Saturday 4 July 2015

The Dawn II

I was finally able to locate Mike at LaGuardia as traffic was coming to a stand still.  He looked nervous; our last visit didn't end the way we had hoped and his demons don't like me.  We decided to head to Long Island for dinner and get out of the city.  The ride was quiet and he smoked a lot, I hate small talk so I looked out the window and enjoyed the scenery.  I could feel him look over at me periodically but the magic was lost and I was fearful that the friendship would be close behind.

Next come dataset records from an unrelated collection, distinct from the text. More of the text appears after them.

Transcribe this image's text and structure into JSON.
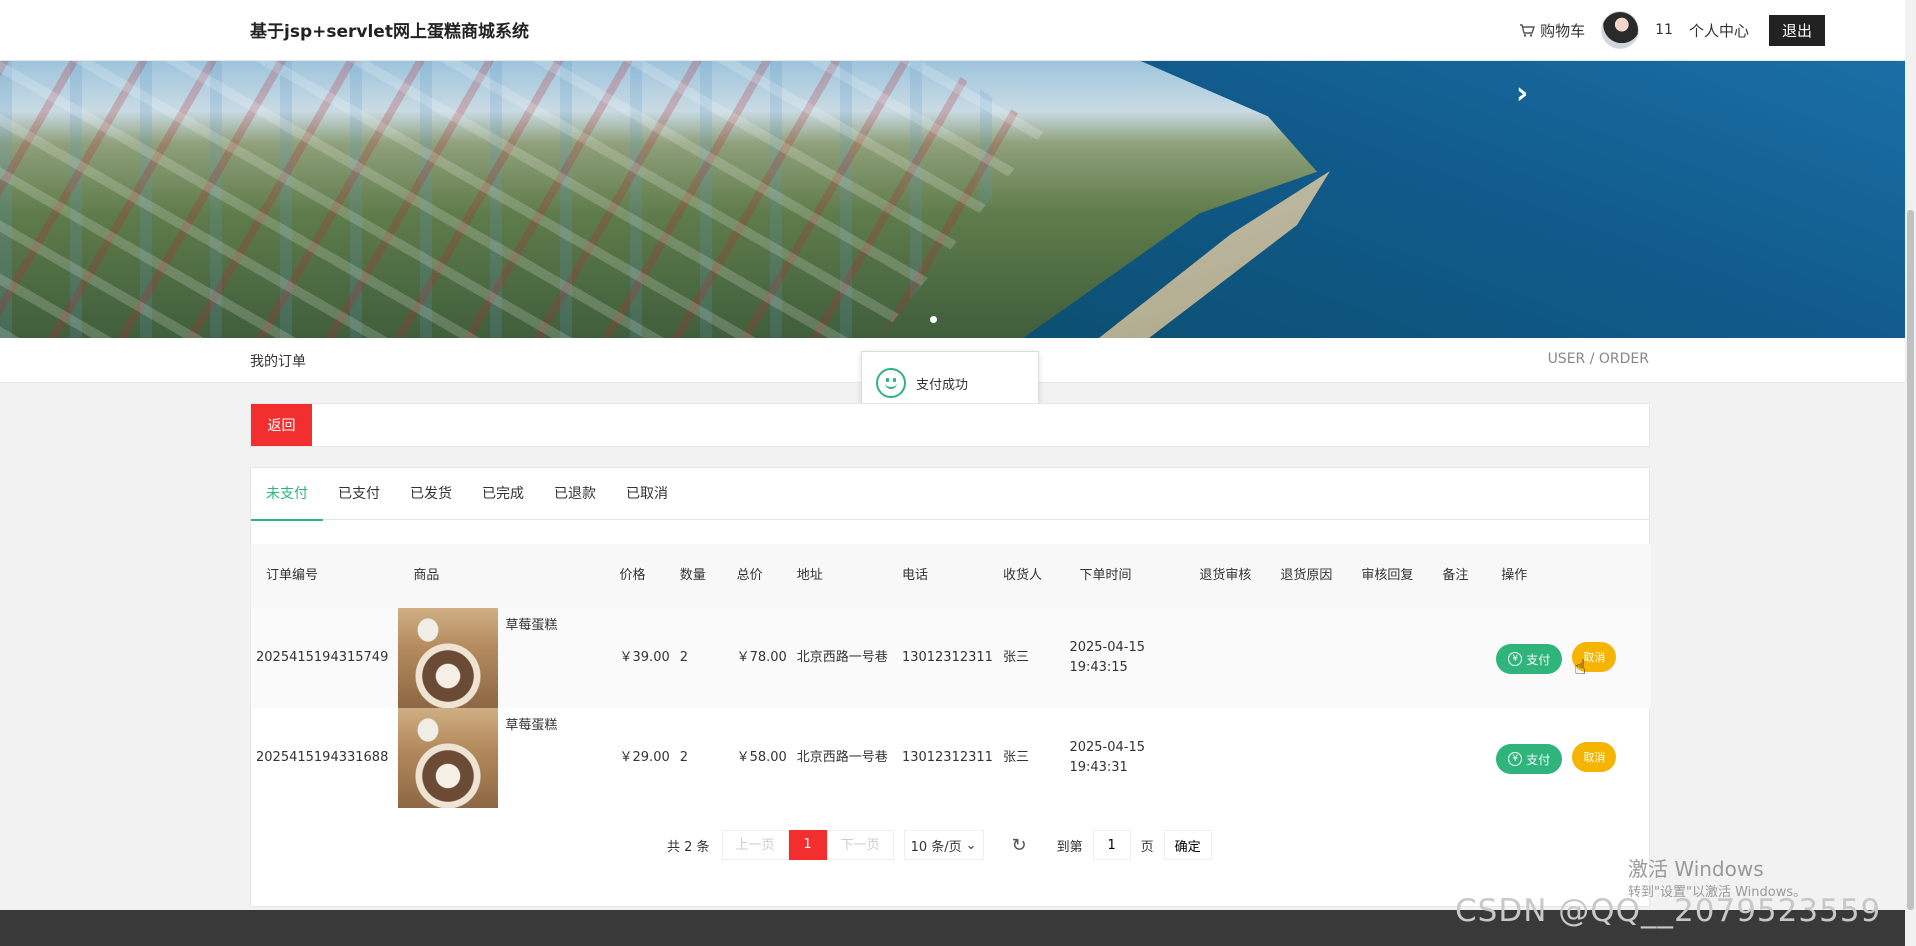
{
  "header": {
    "site_title": "基于jsp+servlet网上蛋糕商城系统",
    "cart_label": "购物车",
    "username": "11",
    "user_center": "个人中心",
    "logout": "退出"
  },
  "banner": {
    "next_icon": "chevron-right-icon"
  },
  "section": {
    "title": "我的订单",
    "subtitle": "USER / ORDER"
  },
  "toast": {
    "message": "支付成功",
    "icon": "smile-icon",
    "color": "#2fb47b"
  },
  "back_button": "返回",
  "tabs": [
    {
      "label": "未支付",
      "active": true
    },
    {
      "label": "已支付"
    },
    {
      "label": "已发货"
    },
    {
      "label": "已完成"
    },
    {
      "label": "已退款"
    },
    {
      "label": "已取消"
    }
  ],
  "table": {
    "headers": {
      "order_no": "订单编号",
      "goods": "商品",
      "price": "价格",
      "qty": "数量",
      "total": "总价",
      "address": "地址",
      "phone": "电话",
      "receiver": "收货人",
      "order_time": "下单时间",
      "refund_review": "退货审核",
      "refund_reason": "退货原因",
      "review_reply": "审核回复",
      "remark": "备注",
      "actions": "操作"
    },
    "rows": [
      {
        "order_no": "2025415194315749",
        "goods_name": "草莓蛋糕",
        "price": "￥39.00",
        "qty": "2",
        "total": "￥78.00",
        "address": "北京西路一号巷",
        "phone": "13012312311",
        "receiver": "张三",
        "order_time": "2025-04-15 19:43:15",
        "pay_label": "支付",
        "cancel_label": "取消"
      },
      {
        "order_no": "2025415194331688",
        "goods_name": "草莓蛋糕",
        "price": "￥29.00",
        "qty": "2",
        "total": "￥58.00",
        "address": "北京西路一号巷",
        "phone": "13012312311",
        "receiver": "张三",
        "order_time": "2025-04-15 19:43:31",
        "pay_label": "支付",
        "cancel_label": "取消"
      }
    ]
  },
  "pagination": {
    "count": "共 2 条",
    "prev": "上一页",
    "current": "1",
    "next": "下一页",
    "page_size": "10 条/页",
    "goto_label": "到第",
    "goto_value": "1",
    "unit": "页",
    "confirm": "确定"
  },
  "watermarks": {
    "windows_line1": "激活 Windows",
    "windows_line2": "转到\"设置\"以激活 Windows。",
    "csdn": "CSDN @QQ__2079523559"
  },
  "colors": {
    "primary": "#2fb47b",
    "danger": "#f22e2e",
    "warning": "#f5b400"
  }
}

We found two seats at the bar and grabbed a menu, I could feel his anxiety and it pissed me off.  My biggest issue with my sensitivity is picking up everyone else's emotions...how did they become my issue?  I ordered a beer and knew the recipe would be at least three and food before I could ignore all emotion, even my own.  We chatted a little but never discussed Chicago, it didn't matter though because I'm pretty sure this is a farewell visit for us.  Our food came and it was the best reason not to have to talk.  I have no idea how we went from great friends to two people having dinner without words, I feel sad for him because this is not about me this is about his own baggage and I don't think he knows how to ask for help.  I ordered another beer and smiled at him, his bridge is breaking and I don't think we are close enough for me to help him the way he needs...besides I'm finally figuring out my own stuff and have to stay focused so I don't get lost in his darkness.

Four beers later and I'm throwing Mike his blanket and pillow to sleep on his own couch.  The weather was awful so I stayed in Long Island to avoid the lengthy ride back to my hotel.  Mike isn't doing good and he can't even fake it, he looks sad and defeated.  I closed the door to the room and silently prayed that I would come out of this unscathed worried that when my buzz wore off the demons would come out to play.